NYC First Lady Breaks Silence on Posts Glorifying Palestinian Terrorists

Rama Duwaji, the wife of New York City Mayor Zohran Mamdani, publicly apologized Wednesday for old social media posts in which she praised Palestinian terrorists and used racial slurs, marking her first acknowledgment of the controversy since the posts surfaced in March.

“When a tabloid recently published old tweets I wrote as a teenager, I felt a lot of shame being confronted with language I used that is so harmful to others; being 15 doesn’t excuse it,” Duwaji told online publication Hyperallergic.

The Washington Free Beacon exposed the posts in March, tracing them to accounts on X and the blogging platform Tumblr. One post, from 2015 when Duwaji was 17, shared a photo of Shadia Abu Ghazaleh alongside a caption praising her as a resistance fighter. Abu Ghazaleh was a member of the Popular Front for the Liberation of Palestine, a U.S.-designated terrorist organization. She died in 1968 when a bomb she intended to use on a Tel Aviv building detonated in her own home.

Additional posts showed Duwaji allegedly using a racial slur and a derogatory term for gay people. Another reposted message reportedly declared the Israeli city of Tel Aviv “shouldn’t even exist in the first place.”
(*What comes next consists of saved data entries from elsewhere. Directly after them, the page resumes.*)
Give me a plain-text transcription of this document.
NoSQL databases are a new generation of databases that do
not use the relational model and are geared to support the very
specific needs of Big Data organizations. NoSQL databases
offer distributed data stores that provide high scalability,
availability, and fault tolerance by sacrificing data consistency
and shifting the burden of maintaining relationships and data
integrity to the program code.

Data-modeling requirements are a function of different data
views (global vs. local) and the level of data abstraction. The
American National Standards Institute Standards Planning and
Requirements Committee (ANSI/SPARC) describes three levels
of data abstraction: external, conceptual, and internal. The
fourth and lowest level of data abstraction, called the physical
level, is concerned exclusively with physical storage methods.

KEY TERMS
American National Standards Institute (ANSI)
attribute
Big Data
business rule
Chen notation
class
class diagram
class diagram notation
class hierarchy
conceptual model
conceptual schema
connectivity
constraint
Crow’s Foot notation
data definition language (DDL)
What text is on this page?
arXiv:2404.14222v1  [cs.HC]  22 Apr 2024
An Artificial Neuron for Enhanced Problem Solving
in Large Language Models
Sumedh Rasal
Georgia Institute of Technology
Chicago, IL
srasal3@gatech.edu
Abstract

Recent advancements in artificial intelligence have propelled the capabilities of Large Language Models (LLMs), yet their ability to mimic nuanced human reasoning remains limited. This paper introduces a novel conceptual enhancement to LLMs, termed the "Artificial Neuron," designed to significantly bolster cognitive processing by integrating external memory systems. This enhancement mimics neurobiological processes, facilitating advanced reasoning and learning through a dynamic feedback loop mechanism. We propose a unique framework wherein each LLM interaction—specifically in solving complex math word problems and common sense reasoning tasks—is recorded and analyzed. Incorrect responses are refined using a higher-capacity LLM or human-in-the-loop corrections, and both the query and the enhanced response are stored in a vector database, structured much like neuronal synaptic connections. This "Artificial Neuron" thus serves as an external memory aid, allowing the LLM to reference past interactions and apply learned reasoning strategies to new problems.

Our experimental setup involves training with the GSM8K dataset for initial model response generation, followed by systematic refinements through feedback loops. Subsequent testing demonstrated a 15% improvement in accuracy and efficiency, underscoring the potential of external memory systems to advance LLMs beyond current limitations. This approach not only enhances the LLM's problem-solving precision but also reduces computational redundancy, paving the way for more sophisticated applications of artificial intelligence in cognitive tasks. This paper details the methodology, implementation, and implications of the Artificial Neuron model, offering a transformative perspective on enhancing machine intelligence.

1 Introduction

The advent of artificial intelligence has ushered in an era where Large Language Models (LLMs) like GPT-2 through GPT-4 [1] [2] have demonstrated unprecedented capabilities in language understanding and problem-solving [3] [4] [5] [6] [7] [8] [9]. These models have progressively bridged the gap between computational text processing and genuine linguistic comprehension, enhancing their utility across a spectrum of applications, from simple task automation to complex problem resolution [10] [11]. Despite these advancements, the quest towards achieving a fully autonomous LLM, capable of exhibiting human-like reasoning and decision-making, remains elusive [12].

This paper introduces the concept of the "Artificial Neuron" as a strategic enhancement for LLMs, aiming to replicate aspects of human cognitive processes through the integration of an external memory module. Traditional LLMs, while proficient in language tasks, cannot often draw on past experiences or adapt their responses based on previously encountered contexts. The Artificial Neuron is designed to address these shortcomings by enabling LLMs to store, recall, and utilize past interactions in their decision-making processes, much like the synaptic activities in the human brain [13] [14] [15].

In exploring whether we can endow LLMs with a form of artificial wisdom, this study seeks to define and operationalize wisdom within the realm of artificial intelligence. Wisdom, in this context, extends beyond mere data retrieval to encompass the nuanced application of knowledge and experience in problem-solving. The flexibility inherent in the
The X account tied to Duwaji was deleted shortly after the Free Beacon published its investigation. Wednesday’s apology was her first public statement on the posts.

“I’ve read and seen a lot of what others have had to say in response, and I understand the hurt I caused and am truly sorry,” Duwaji said in the interview. “My focus isn’t on being a public figure, but continuing my work with care and responsibility, and allowing my art to speak for itself.”

The controversy did not end with the initial posts. In February, just one month after Mamdani took office, Duwaji came under fire for contributing an illustration to an essay written by Susan Abulhawa, an author who described Hamas’ October 7 attack as “a spectacular moment that shocked the world.” Abulhawa has also referred to Israelis as “rootless, soulless ghouls” and “Jewish supremacist demons” in social media posts that remain active.

Mayor Mamdani said he was unaware of Abulhawa’s views and insisted Duwaji had been commissioned by a third party with no direct contact with the author. “I think that that rhetoric is patently unacceptable. I think it’s reprehensible,” he said in March.

Mamdani, a democratic socialist who took office in January, has been a prominent critic of Israel throughout his political career. His wife’s posts have drawn sustained criticism from Jewish groups and elected officials in New York.